Hannah raises an eyebrow at him, but the curve of her lips is impish. “Thanks, I think. I’m Hannah English, nice to meet you.”
“The firm has given me this wonderful badge to tell the world I’m Daniel Law.”
“And judging by those case-files, you’re a lawyer. What a funny coincidence. Did you think it was some kind of rule growing up? If you’d been Daniel Baker, would I meet you buying bread?”
He ducks his head and looks down at the vomit green carpet. She really isn’t wrong and her mockery amuses him. His hand feels like it’s itching to reach out and sweep her fringe to the side. It always looked better that way. He’s determined to keep his hands to himself.
“I suppose you must be cold, emotionless, and with a stiff upper lip, if we are what our surnames tell us to be? Well, that, and the bastardised conglomeration of countless other cultures.”
“I think I would find that racist, if it hadn’t been coming from another poor beleaguered Englishman,” Hannah retorts. She grins, suddenly brilliant. “I was just off to get a drink. I don’t suppose you’d like to join me?”

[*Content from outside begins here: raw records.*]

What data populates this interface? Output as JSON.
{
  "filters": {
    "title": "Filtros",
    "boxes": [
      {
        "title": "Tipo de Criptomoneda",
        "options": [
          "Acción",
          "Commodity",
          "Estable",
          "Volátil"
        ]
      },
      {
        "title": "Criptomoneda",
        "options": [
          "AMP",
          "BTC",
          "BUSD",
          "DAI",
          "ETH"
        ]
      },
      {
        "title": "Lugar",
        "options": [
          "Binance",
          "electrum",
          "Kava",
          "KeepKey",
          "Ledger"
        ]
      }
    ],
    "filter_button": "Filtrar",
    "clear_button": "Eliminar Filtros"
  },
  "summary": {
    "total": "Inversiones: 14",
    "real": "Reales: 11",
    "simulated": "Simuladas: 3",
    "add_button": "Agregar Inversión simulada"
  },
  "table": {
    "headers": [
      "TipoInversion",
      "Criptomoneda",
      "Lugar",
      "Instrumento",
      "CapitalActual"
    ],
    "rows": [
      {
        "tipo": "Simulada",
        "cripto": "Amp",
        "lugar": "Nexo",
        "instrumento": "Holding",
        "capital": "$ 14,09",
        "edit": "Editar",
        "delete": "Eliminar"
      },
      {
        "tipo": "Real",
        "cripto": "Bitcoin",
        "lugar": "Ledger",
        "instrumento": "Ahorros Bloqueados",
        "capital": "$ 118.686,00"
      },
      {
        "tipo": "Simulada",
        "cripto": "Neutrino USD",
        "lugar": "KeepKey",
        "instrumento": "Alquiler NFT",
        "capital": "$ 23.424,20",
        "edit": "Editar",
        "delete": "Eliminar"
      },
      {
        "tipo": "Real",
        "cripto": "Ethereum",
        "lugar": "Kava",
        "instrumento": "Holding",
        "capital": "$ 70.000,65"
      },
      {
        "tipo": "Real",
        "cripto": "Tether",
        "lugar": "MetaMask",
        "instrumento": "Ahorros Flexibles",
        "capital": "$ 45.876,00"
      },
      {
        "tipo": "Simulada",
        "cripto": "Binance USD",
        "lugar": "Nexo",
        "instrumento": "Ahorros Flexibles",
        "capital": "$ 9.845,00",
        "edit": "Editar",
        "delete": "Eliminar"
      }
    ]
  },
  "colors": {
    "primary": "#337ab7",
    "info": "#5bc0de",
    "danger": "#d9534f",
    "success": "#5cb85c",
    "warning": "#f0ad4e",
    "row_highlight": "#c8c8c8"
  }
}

He should say no. He should insult her further. He hesitates on the edge of the precipice. But she takes hold of his arm in a too-tight grip and says, “actually, that wasn’t an invitation, it was an order. I need all of the friends I can get, and I’ve decided you’re going to be one.”
And she’s right.
*
He doesn’t have the articulation to describe the joy he feels when he’s near Hannah. They’re nearly inseparable throughout the year. They drag one another around London, from plays to the opera, to wine-filled nights at his flat or hers, sitting across the sofa and chatting about everything from hidden talents (such as farting to the tune of She’ll Be Coming Round the Mountain, it’s good to know that while some things change, others will irrevocably stay the same) to aspirations and dreams.
And he can forget that he is meant to be More, that he has a Purpose. She lets him just be. She teaches him about the wonders of the world and her own enthusiasm is wholly infectious.
So when it happens, when he allows temptation to take him, when he pledges himself to her above his God, there is nothing accidental about it. And though he has the whole cosmos in his mind, the only thing that really matters to him is her.
*
He always says he knew Hannah ‘in a previous life’, but that isn’t entirely true. He’s never had a previous life, he’s only ever had the one. And though to humans he’s appeared over a dozen times throughout the centuries, and to Hannah he’s had three perfectly formed entirely different bodies, it’s always only ever been him. One life which has been drawn to another like a moth to a flame, or a butterfly to a flower, a caterpillar to a piece of fruit.